Monastery of St. Francis of Zadar
Croatia
St. Francis Monastery in Zadar is a Roman Catholic Franciscan monastery dating back to the 13th century. It grew from the hospice of St. Anthony the Abbot in the western part of the city, where, according to tradition, St. Francis of Assis took shelter during his stay in the city when he was “thrown by the winds opposite to the Slavonian soil” on his way to the Holy Land in 1212.
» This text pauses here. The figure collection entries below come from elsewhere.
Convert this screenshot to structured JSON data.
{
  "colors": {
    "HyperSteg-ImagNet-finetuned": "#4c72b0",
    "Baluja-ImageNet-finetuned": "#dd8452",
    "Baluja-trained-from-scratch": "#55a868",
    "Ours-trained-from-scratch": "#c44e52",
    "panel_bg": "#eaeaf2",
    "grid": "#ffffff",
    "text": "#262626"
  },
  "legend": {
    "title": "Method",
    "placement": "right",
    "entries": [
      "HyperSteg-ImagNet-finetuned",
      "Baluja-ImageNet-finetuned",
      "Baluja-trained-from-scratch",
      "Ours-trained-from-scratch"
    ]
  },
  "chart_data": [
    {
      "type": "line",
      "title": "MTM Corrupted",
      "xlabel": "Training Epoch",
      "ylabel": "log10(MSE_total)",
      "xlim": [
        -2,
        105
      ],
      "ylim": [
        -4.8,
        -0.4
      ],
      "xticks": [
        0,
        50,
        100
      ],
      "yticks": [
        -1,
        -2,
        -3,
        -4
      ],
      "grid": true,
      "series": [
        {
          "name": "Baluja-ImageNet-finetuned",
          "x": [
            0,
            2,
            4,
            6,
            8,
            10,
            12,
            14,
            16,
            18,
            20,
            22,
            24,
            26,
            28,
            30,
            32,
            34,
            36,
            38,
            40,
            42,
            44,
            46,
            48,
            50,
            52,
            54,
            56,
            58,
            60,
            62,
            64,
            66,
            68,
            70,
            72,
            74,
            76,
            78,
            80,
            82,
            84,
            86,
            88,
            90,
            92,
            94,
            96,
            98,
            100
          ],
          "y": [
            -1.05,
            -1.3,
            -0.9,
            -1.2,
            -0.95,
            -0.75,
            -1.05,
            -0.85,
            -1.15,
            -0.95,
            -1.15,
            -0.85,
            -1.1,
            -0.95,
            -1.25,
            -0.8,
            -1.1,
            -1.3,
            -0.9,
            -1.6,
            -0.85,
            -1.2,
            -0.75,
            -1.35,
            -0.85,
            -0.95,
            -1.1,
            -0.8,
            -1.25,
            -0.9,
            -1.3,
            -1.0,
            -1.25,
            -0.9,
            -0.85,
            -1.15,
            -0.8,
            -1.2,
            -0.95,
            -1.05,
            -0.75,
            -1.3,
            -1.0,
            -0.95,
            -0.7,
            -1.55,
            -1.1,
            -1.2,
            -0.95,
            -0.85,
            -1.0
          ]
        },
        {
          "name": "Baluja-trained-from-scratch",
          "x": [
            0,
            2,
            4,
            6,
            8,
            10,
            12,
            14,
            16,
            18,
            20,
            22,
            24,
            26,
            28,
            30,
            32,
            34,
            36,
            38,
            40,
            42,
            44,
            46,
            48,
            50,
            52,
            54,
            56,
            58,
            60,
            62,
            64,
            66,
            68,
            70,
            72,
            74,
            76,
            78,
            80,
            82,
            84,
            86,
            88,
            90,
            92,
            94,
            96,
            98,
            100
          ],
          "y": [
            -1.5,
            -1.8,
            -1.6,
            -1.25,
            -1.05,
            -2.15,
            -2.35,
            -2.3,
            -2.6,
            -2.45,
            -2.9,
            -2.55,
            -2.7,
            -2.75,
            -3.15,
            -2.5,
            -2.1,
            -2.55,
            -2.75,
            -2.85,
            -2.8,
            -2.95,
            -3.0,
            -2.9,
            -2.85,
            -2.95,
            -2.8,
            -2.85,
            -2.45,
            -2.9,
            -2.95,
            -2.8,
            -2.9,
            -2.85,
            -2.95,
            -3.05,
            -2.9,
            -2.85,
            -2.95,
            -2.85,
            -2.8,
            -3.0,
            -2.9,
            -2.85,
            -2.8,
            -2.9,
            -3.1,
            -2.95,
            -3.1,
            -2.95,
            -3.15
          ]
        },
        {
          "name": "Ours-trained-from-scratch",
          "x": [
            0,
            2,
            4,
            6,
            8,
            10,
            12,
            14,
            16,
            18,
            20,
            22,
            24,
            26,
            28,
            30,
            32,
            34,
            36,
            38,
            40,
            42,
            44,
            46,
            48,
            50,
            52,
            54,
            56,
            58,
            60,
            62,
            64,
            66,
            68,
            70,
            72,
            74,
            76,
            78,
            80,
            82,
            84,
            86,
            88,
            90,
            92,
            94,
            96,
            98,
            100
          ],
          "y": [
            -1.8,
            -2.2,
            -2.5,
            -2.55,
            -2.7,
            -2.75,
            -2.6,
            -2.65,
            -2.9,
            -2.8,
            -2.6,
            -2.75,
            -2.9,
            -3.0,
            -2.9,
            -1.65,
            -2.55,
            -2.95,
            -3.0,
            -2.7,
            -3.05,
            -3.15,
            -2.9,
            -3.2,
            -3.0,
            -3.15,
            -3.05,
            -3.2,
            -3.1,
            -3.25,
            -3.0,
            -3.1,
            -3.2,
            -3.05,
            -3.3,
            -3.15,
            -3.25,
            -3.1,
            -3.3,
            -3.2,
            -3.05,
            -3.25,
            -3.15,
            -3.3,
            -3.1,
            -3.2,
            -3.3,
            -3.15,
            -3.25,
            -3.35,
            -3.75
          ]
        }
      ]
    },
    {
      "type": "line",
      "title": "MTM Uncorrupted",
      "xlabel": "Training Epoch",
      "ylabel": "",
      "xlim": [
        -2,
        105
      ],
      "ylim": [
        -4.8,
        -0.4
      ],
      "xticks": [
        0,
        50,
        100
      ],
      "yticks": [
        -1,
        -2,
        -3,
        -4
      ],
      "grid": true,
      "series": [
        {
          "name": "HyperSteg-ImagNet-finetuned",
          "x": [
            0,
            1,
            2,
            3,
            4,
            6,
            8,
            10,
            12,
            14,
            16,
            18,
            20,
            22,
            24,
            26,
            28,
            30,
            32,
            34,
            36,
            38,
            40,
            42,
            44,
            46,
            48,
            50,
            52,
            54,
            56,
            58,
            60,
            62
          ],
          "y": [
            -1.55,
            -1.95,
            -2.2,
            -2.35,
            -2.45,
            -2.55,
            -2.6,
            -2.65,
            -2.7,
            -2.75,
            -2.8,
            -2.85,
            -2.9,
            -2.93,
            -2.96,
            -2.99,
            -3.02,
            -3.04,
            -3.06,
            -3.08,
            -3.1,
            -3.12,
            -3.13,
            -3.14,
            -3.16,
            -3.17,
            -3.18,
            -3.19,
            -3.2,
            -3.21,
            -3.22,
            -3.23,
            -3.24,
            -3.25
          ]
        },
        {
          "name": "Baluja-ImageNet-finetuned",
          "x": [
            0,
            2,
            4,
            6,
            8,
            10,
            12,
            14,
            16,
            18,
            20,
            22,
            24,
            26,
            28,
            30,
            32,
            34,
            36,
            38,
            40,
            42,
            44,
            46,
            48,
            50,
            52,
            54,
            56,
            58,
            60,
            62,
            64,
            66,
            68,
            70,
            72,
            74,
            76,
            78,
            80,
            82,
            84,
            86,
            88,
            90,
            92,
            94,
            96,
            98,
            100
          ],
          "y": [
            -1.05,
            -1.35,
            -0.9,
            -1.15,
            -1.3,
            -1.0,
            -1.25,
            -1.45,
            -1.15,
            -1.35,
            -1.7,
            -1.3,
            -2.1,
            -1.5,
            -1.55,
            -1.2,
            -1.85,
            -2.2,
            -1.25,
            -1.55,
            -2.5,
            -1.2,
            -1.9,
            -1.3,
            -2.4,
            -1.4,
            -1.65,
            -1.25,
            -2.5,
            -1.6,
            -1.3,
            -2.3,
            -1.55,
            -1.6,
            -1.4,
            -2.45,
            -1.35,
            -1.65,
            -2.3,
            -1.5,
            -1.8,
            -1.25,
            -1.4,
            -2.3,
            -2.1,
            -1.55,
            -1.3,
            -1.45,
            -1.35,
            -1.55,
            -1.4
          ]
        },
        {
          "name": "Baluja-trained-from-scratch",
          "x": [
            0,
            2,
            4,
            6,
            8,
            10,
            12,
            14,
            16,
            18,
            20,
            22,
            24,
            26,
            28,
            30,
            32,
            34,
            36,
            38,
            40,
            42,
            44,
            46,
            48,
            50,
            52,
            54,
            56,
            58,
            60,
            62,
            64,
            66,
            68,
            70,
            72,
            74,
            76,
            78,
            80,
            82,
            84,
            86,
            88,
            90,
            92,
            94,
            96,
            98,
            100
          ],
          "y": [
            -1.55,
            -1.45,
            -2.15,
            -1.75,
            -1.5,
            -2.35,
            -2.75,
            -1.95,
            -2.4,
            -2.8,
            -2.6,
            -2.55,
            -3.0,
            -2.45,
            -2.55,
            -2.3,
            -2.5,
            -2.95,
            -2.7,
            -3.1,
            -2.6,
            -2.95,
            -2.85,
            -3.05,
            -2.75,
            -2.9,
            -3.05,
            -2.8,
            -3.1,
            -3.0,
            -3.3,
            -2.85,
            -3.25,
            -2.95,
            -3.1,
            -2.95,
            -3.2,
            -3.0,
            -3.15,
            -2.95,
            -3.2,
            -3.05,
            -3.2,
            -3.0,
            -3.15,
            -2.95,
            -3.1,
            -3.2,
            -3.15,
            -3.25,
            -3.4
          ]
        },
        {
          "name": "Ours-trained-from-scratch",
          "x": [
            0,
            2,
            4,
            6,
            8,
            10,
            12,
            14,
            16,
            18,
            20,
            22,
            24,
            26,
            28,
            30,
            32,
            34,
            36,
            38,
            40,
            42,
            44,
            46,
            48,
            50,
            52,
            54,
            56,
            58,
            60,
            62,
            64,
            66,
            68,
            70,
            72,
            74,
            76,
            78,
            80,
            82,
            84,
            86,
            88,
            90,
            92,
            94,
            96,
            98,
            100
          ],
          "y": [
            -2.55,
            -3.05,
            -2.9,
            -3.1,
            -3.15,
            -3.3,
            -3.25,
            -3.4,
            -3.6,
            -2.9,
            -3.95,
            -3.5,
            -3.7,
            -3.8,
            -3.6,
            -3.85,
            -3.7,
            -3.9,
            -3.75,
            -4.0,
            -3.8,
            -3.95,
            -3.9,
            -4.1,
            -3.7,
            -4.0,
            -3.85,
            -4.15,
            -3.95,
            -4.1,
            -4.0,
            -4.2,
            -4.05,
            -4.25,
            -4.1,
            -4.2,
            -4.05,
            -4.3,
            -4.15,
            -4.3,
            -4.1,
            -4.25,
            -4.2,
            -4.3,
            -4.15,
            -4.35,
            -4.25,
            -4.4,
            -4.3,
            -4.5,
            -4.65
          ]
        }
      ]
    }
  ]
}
The church is the oldest Gothic church in Dalmatia. The construction of the current Monastery began in 1249 and was finished at the end of the century, so the church, the sacristy, the monastery wings and the original cloister were built. An important typological feature of the church is its three-apse rear structure, which the experts bring into connection with the Gothic architecture of Franciscans and Dominicans from Umbria and Veneto during the 13th century. The sacristy, in which the Peace of Zadar was signed in 1358, was also a chapel of St Louis and the chapter hall. Its significant rearrangement, with the furnishing of the choir and the sanctuary, took place at the end of the 14th century, when the General Chapter in Cologne proclaimed the monastery the seat of the Franciscan province of St Jerome for Dalmatia in 1393.
The choir rebuilding was completed by the mid-15th century with the construction of Giorgio da Sebenico’s podium on the site of the presumed earlier railing.
In World War II, it suffered major damage from the bombing and was briefly abandoned. After the war it was reconstructed and returned to it’s original state, with deeper interventions in 1962, 1963, 1977 and 1980.
It has rich picture gallery as well as a collection of codices and parchments.